MV Hondius, the Hantavirus-hit cruise ship has docked in the Netherlands for disinfection.
MV Hondius was carrying 25 crew members and two medical personnel as it reached the Dutch port of Rotterdam on Monday, May 18, 2026, after all the passengers disembarked at other locations. According to the ship operator Oceanwide Expeditions, no one on board is experiencing any symptoms.
A short distance from where the ship docked, authorities had set up white containers along the water. The crew will enter immediate quarantine, with those who cannot be immediately repatriated spending their time in quarantine in these containers.
After everyone on board has disembarked, the ship will be decontaminated based on Dutch public health guidelines. “Personal protective measures are being taken to ensure that the cleaners do not need to quarantine after the cleaning,” the Dutch Health Ministry said in a letter to the Dutch parliament last week.
About two dozen passengers and crew members have already been in quarantine in the Netherlands after arriving in the country on different flights in the last two weeks.
Public health officials will inspect the ship before it is allowed to sail again. The hantavirus outbreak on Hondius is the first known case on a cruise ship.
The MV Hondius has spent the past six days sailing from the Canary Islands, where the remaining passengers were evacuated and boarded flights to more than 20 countries to enter quarantine.

Three passengers of the ship died, including a Dutch couple who health officials believe were the first exposed to the virus while visiting South America.
There were at least 11 cases of infection on the ship, nine of which have been confirmed.
The Public Health Agency of Canada said one of the four Canadians in isolation after leaving the ship had tested positive on Sunday. It said it would share information on the case with the World Health Organization (WHO). Last week, one of the 14 Spaniards evacuated from the cruise ship at the center of a hantavirus outbreak and put in quarantine, tested positive.
Speaking to a news agency, Yvonne van Duijnhoven, the Director of public health in Rotterdam, noted, “Luckily so far the crew has suffered no symptoms,” disclosing that crew members will be tested upon arrival and then weekly for the duration of their quarantine.
According to van Duijnhoven. the ship’s decontaminated process will take about three days. She also stressed that the risk to the public is very low. “We have very strict protocols to prevent virus going from the ship towards the outside world,” she said.
WHO Maintains Assessment Of Hantavirus Outbreak As “Low Risk”
Late Sunday, the World Health Organisation (WHO) said that it was maintaining its assessment of the hantavirus outbreak as “low risk.”

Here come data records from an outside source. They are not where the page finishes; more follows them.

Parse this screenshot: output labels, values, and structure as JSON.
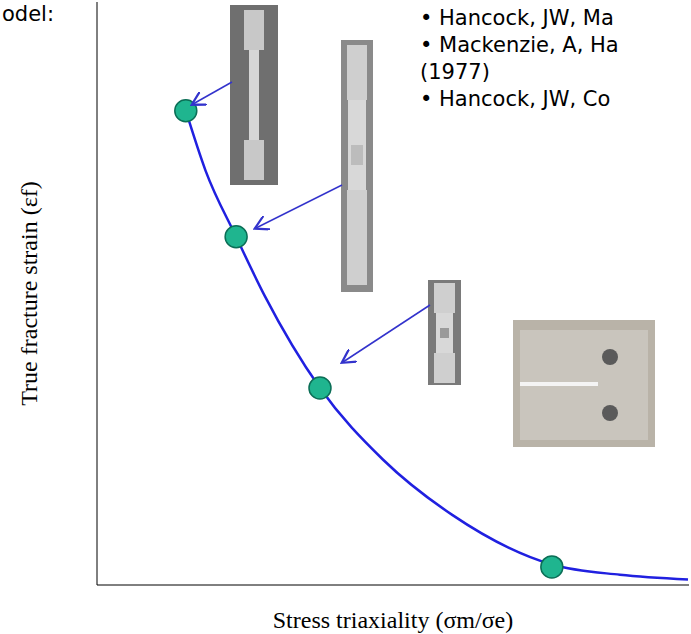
{
  "chart_data": {
    "type": "line",
    "x_label": "Stress triaxiality (σm/σe)",
    "y_label": "True fracture strain (εf)",
    "xlim": [
      0,
      6
    ],
    "ylim": [
      -0.7,
      6.7
    ],
    "xticks": [
      0.5,
      1,
      1.5,
      2,
      2.5,
      3,
      3.5,
      4,
      4.5,
      5,
      5.5
    ],
    "yticks": [
      0,
      1,
      2,
      3,
      4,
      5,
      6
    ],
    "tick_labels": false,
    "grid": false,
    "annotations": [
      "odel:",
      "• Hancock, JW, Ma",
      "• Mackenzie, A, Ha",
      "(1977)",
      "• Hancock, JW, Co"
    ],
    "series": [
      {
        "type": "line",
        "color": "#2020e0",
        "line_style": "solid",
        "x": [
          0.9,
          1.1,
          1.41,
          1.7,
          2.26,
          2.9,
          3.6,
          4.61,
          5.3,
          5.99
        ],
        "values": [
          5.32,
          4.56,
          3.72,
          2.97,
          1.8,
          0.89,
          0.19,
          -0.44,
          -0.57,
          -0.63
        ]
      },
      {
        "type": "scatter",
        "color": "#1fb58f",
        "marker": "circle",
        "x": [
          0.9,
          1.41,
          2.26,
          4.61
        ],
        "values": [
          5.32,
          3.72,
          1.8,
          -0.47
        ]
      }
    ]
  }
}
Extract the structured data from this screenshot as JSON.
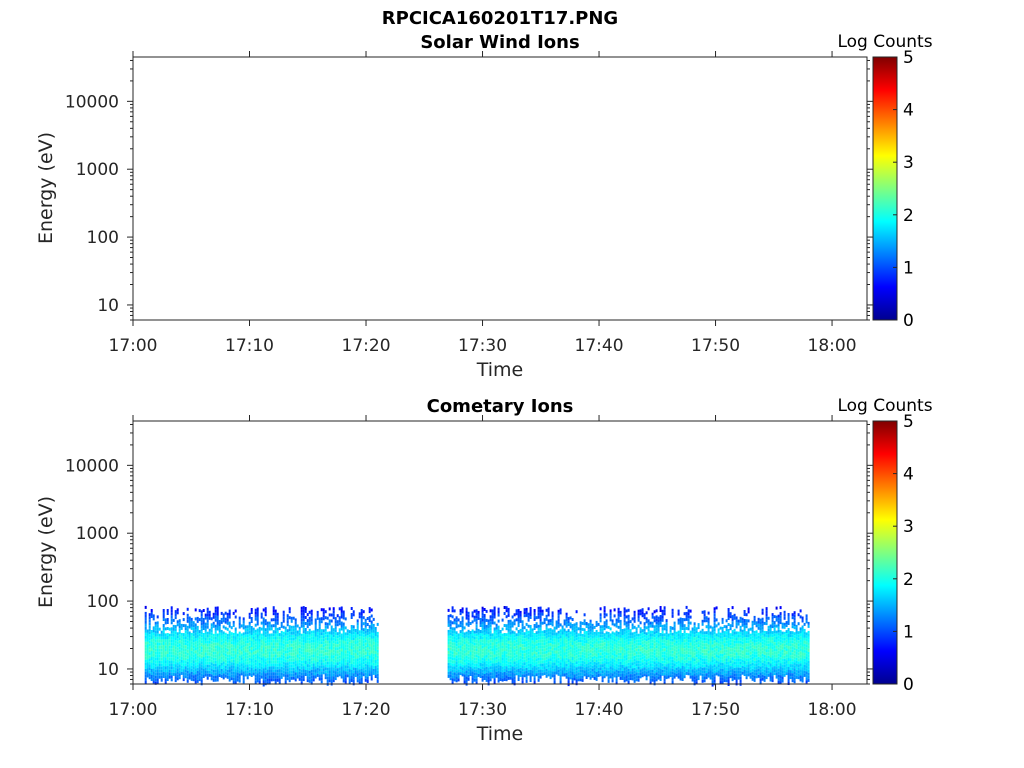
{
  "figure": {
    "title": "RPCICA160201T17.PNG"
  },
  "chart_data": [
    {
      "type": "heatmap",
      "title": "Solar Wind Ions",
      "xlabel": "Time",
      "ylabel": "Energy (eV)",
      "x_ticks": [
        "17:00",
        "17:10",
        "17:20",
        "17:30",
        "17:40",
        "17:50",
        "18:00"
      ],
      "x_range": [
        "17:00",
        "18:03"
      ],
      "y_scale": "log",
      "y_ticks": [
        "10",
        "100",
        "1000",
        "10000"
      ],
      "y_range": [
        6,
        45000
      ],
      "colorbar": {
        "label": "Log Counts",
        "range": [
          0,
          5
        ],
        "ticks": [
          "0",
          "1",
          "2",
          "3",
          "4",
          "5"
        ],
        "colormap": "jet"
      },
      "segments": []
    },
    {
      "type": "heatmap",
      "title": "Cometary Ions",
      "xlabel": "Time",
      "ylabel": "Energy (eV)",
      "x_ticks": [
        "17:00",
        "17:10",
        "17:20",
        "17:30",
        "17:40",
        "17:50",
        "18:00"
      ],
      "x_range": [
        "17:00",
        "18:03"
      ],
      "y_scale": "log",
      "y_ticks": [
        "10",
        "100",
        "1000",
        "10000"
      ],
      "y_range": [
        6,
        45000
      ],
      "colorbar": {
        "label": "Log Counts",
        "range": [
          0,
          5
        ],
        "ticks": [
          "0",
          "1",
          "2",
          "3",
          "4",
          "5"
        ],
        "colormap": "jet"
      },
      "segments": [
        {
          "start": "17:01",
          "end": "17:21",
          "energy_min_eV": 6,
          "energy_max_eV": 85,
          "peak_energy_eV": 20,
          "peak_log_counts": 1.9
        },
        {
          "start": "17:27",
          "end": "17:58",
          "energy_min_eV": 6,
          "energy_max_eV": 85,
          "peak_energy_eV": 20,
          "peak_log_counts": 1.9
        }
      ]
    }
  ]
}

“While additional cases may still occur among passengers and crew members exposed before containment measures were implemented, the risk of onward transmission is expected to be reduced following disembarkation and the implementation of control measures.”
World Health Organisation
Despite years of research, many questions have yet to be answered about the hantavirus, including exactly how it spreads, how long it can survive outside a host and why it can be mild for some people and severe for others. There is no specific treatment or cure, but early medical attention can increase the chance of survival.
The Andes virus implicated in the cruise ship outbreak can have an incubation period of up to eight weeks and a mortality rate of up to 50%, according to the World Health Organization. The virus usually spreads from rodent droppings and is not easily transmitted between people, though the Andes virus may be able to spread between people in rare cases.
How long the hantavirus lives on surfaces is highly variable, experts said, potentially from days to weeks depending on how cold it is or the presence of sunlight. However, they said that based on circumstances known about the outbreak, basic sanitation should suffice.
Erik Hill, a virus expert at Seton Hall University, said that normal disinfectants and ultraviolet light are enough to kill the virus. Someone would need to be exposed to a large enough dose of the virus to get sick, he explained, which is why people cleaning rodent droppings in an enclosed space are most at risk. He noted that the virus won’t survive very well on touch surfaces.
Hill said that Hantavirus “is not the concern on cruise ships.” He and other experts say more contagious bugs, like measles or the norovirus, are much larger threats on cruises.